A Sigma Phi Epsilon member opened the fraternity’s routine at Pi Phi Karaoke Night with a racial slur, causing the University of Memphis to have another campus-wide open conversation.
Pi Beta Phi hosted their annual Pi Phi Karaoke Night on Friday, where sororities and fraternities got to compete in a dance competition. Sig Ep competed and then was disqualified after a member used a racial slur before performing Kanye West’s song “N****s in Paris.”
After this incident, the university sent out an email announcing a “Let’s Talk” session Monday and stating this does not reflect U of M’s values as an institution.
The conversation opened with Darrell Ray, vice president of student affairs, explaining why the discussion is in place and why the audience should listen carefully. Sally Parish, associate dean of student leadership and involvement, then opened the floor to the audience.
Katarion Rose, who identified herself as a member of the U of M’s NAACP chapter, was the first student to speak and said there needs to be action.
“I’ll be the first to say it,” Rose said. “As a member of the NAACP, we are asking that their chapter be suspended until they complete a diversity inclusion workshop. We ask this because the comment that was made was very offensive, and the fact that it was so easy to come out means that you’re too comfortable with the term.”
Garrett Barnes, an audience member and chief clerk of the Student Government Association, said the audience must engage and realize not everyone knows how to word certain phrases.

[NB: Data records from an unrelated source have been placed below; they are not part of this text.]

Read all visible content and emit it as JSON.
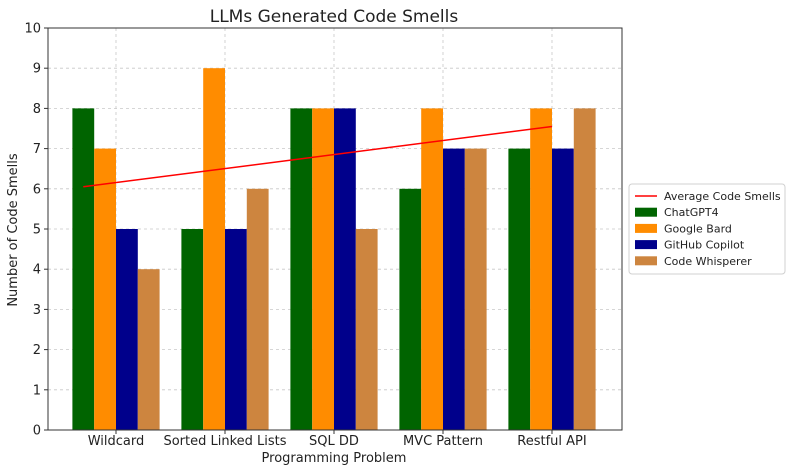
{
  "chart_data": {
    "type": "bar",
    "title": "LLMs Generated Code Smells",
    "xlabel": "Programming Problem",
    "ylabel": "Number of Code Smells",
    "categories": [
      "Wildcard",
      "Sorted Linked Lists",
      "SQL DD",
      "MVC Pattern",
      "Restful API"
    ],
    "ylim": [
      0,
      10
    ],
    "yticks": [
      0,
      1,
      2,
      3,
      4,
      5,
      6,
      7,
      8,
      9,
      10
    ],
    "grid": true,
    "legend_position": "center-right",
    "series": [
      {
        "name": "ChatGPT4",
        "color": "#006400",
        "values": [
          8,
          5,
          8,
          6,
          7
        ]
      },
      {
        "name": "Google Bard",
        "color": "#FF8C00",
        "values": [
          7,
          9,
          8,
          8,
          8
        ]
      },
      {
        "name": "GitHub Copilot",
        "color": "#00008B",
        "values": [
          5,
          5,
          8,
          7,
          7
        ]
      },
      {
        "name": "Code Whisperer",
        "color": "#CD853F",
        "values": [
          4,
          6,
          5,
          7,
          8
        ]
      }
    ],
    "average_line": {
      "name": "Average Code Smells",
      "color": "#FF0000",
      "start_value": 6.05,
      "end_value": 7.55
    }
  }
}
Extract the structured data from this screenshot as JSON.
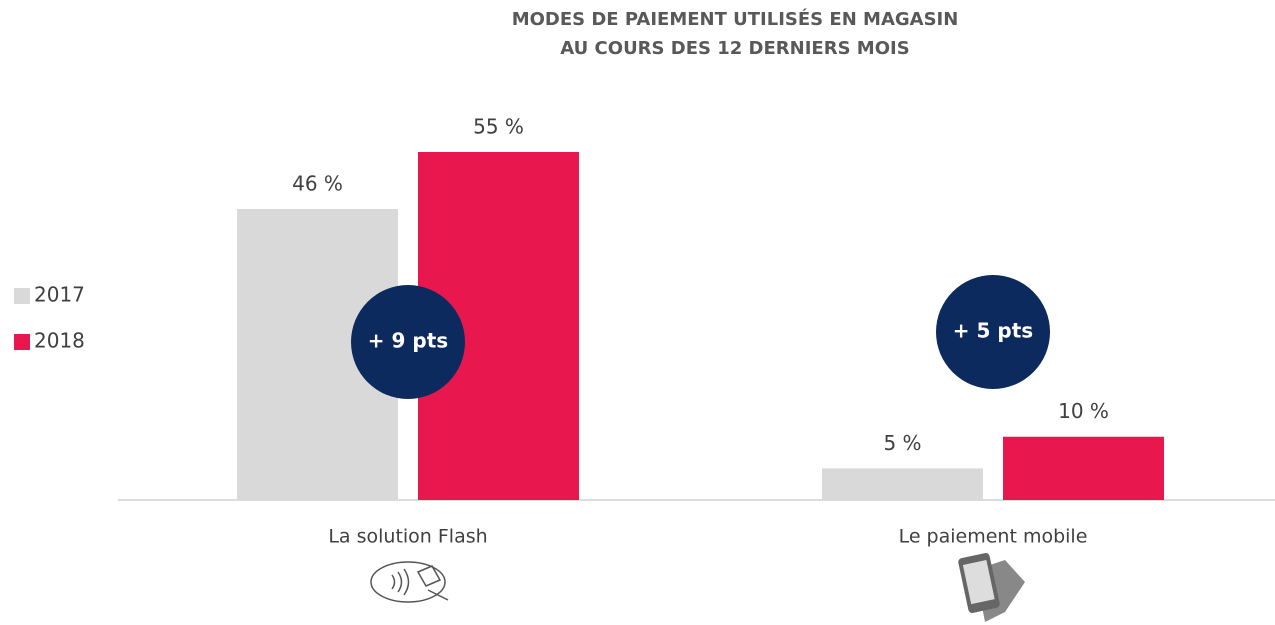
{
  "chart_data": {
    "type": "bar",
    "title": [
      "MODES DE PAIEMENT UTILISÉS EN MAGASIN",
      "AU COURS DES 12 DERNIERS MOIS"
    ],
    "categories": [
      "La solution Flash",
      "Le paiement mobile"
    ],
    "series": [
      {
        "name": "2017",
        "color": "#d9d9d9",
        "values": [
          46,
          5
        ],
        "value_labels": [
          "46 %",
          "5 %"
        ]
      },
      {
        "name": "2018",
        "color": "#e8174d",
        "values": [
          55,
          10
        ],
        "value_labels": [
          "55 %",
          "10 %"
        ]
      }
    ],
    "annotations": [
      "+ 9 pts",
      "+ 5 pts"
    ],
    "legend": "left"
  }
}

“If someone does miscommunicate something, if you have that knowledge or training, be willing to speak up in this room,” Barnes said. “This is the time to educate and help them on how to communicate those things because maybe they just don’t know.”
Some audience members stood up to ask Sig Ep and Pi Phi why the incident happened and what the most effective path would be to make sure it does not happen in the future.
Lauren Russell, chapter advisor of Pi Phi, said nothing like the incident ever happened before, and they would do their best to make sure it does not happen again.
“We’re finding ourselves in a new space,” Russell said. “We’ve never been here before. We have a lot of accountability to reflect upon going forward. We need to make some changes to be more respectful and have a different accountability process.”
An audience member stood up and said she had not heard from a Sig Ep yet and wants to hear their feelings on the situation.
Riley Pope, a member of Sig Ep, read a pre-written statement on his phone and said he was not at the event. He also said the use of the “N word” was not part of the planned performance.
“I’d first like to clarify what exactly happened,” Pope said. “The song in question was not chosen individually. In the transcript for the song, a member of Sig Ep was to have a monologue with the crowd. The plan was for him to come on and say, ‘Now I’m going to chill with my Sig Eps in Paris.’”
The rest of session was spent discussing the power of the “N word,” and how it stems from a derogatory and dehumanizing history.
After the “Let’s Talk” session, the Lighthouse party running for Student Government Association hosted a “Safe Space,” a student-led discussion, in the University Center atrium. Students were able to stand around each other and speak about how they felt and what should happen next.
Antonio Scott, a member of the Lighthouse party, said they held the event to better understand how to move forward from the incident.
“This was absolutely necessary after the campus’ ‘Let’s Talk’ because we can’t be your voice if we’re not coming together and talking about what we can do,” Scott said. “I would be naïve in saying that everyone walked away learning something, but I feel like if we were able to educate at least one student, then it was productive.”